Dans ce contexte, le vélo électrique apparaît comme une alternative sérieuse. La plupart des gens comparent simplement le coût d'une recharge à celui d'un plein. Un bon vélo à assistance électrique se trouve aujourd'hui à tous les budgets, de l'urbain au cargo. Pourtant, l'économie réalisée sur le carburant ne représente que la partie émergée. Les vraies économies se cachent ailleurs, bien plus élevées.
Le vélo électrique enterre la voiture quand vient l'heure de faire le plein
Le vélo électrique remplace surtout les trajets courts. Imaginons 6 400 kilomètres de voiture remplacés chaque année. Une berline à 7 litres aux 100 kilomètres brûle alors environ 448 litres de carburant.
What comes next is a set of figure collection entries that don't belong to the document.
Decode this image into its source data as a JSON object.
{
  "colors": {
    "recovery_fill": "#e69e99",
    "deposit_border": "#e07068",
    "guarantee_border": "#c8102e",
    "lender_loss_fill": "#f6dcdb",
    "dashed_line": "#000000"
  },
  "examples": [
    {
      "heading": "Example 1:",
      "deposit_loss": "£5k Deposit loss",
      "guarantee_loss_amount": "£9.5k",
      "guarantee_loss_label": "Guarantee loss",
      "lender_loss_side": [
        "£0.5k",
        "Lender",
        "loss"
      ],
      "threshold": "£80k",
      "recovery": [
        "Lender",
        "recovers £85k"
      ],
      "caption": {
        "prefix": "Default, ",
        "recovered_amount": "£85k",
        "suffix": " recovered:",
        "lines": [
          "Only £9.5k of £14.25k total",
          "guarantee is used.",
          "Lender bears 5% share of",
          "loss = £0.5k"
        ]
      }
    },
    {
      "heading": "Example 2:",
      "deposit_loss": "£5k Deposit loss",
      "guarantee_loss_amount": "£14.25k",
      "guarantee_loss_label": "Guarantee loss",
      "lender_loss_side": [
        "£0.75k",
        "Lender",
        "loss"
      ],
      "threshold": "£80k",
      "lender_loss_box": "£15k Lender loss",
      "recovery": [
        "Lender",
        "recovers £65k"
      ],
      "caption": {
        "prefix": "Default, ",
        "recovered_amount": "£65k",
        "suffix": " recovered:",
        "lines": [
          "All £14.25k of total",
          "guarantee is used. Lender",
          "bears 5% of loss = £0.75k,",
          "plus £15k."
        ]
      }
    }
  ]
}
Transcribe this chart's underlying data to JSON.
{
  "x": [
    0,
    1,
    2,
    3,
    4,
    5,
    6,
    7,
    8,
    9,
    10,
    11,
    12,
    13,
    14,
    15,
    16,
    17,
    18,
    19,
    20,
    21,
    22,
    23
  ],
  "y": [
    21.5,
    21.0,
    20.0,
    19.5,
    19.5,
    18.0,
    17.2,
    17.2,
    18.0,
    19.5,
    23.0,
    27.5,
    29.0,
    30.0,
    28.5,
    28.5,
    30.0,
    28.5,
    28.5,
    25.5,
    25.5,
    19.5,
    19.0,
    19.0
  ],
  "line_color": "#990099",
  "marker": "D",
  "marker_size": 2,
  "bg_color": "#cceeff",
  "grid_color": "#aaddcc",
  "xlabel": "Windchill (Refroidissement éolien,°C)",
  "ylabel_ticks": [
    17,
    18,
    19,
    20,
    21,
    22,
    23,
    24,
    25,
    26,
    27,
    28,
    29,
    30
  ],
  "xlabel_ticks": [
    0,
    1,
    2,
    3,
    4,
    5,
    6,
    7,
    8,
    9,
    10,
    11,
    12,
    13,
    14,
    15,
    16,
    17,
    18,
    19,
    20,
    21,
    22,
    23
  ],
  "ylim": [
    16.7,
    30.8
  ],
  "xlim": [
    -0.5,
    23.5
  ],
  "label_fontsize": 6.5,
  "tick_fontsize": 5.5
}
À 2 euros le litre, la facture grimpe à près de 900 euros par an. Le même trajet en VAE consomme à peine 100 kilowattheures. Au tarif réglementé de 0,194 euro, cela revient à seulement 19 euros par an.
L'écart va d'ailleurs bien au-delà du plein d'essence. Une voiture coûte cher même immobile, sur de multiples points. L'assurance d'une citadine tourne en moyenne autour de 650 euros par an. Le suivi mécanique, les pneus et les réparations ajoutent souvent 600 euros. À Paris, une heure de stationnement visiteur revient à 4 ou 6 euros. Cet usage régulier dépasse vite 500 euros annuels.
Bout à bout, ces dépenses pèsent lourd pour un automobiliste urbain. Carburant, assurance, entretien et stationnement dépassent facilement 2 600 euros par an. En face, recharger un vélo électrique coûte à peine 19 euros sur la même période. Un VAE vendu entre 1 300 et 2 600 euros est donc amorti en un à deux ans. Tous les trajets ne se font évidemment pas à vélo. Reste qu'avec un carburant aussi cher, chaque coup de pédale ressemble à de l'argent économisé.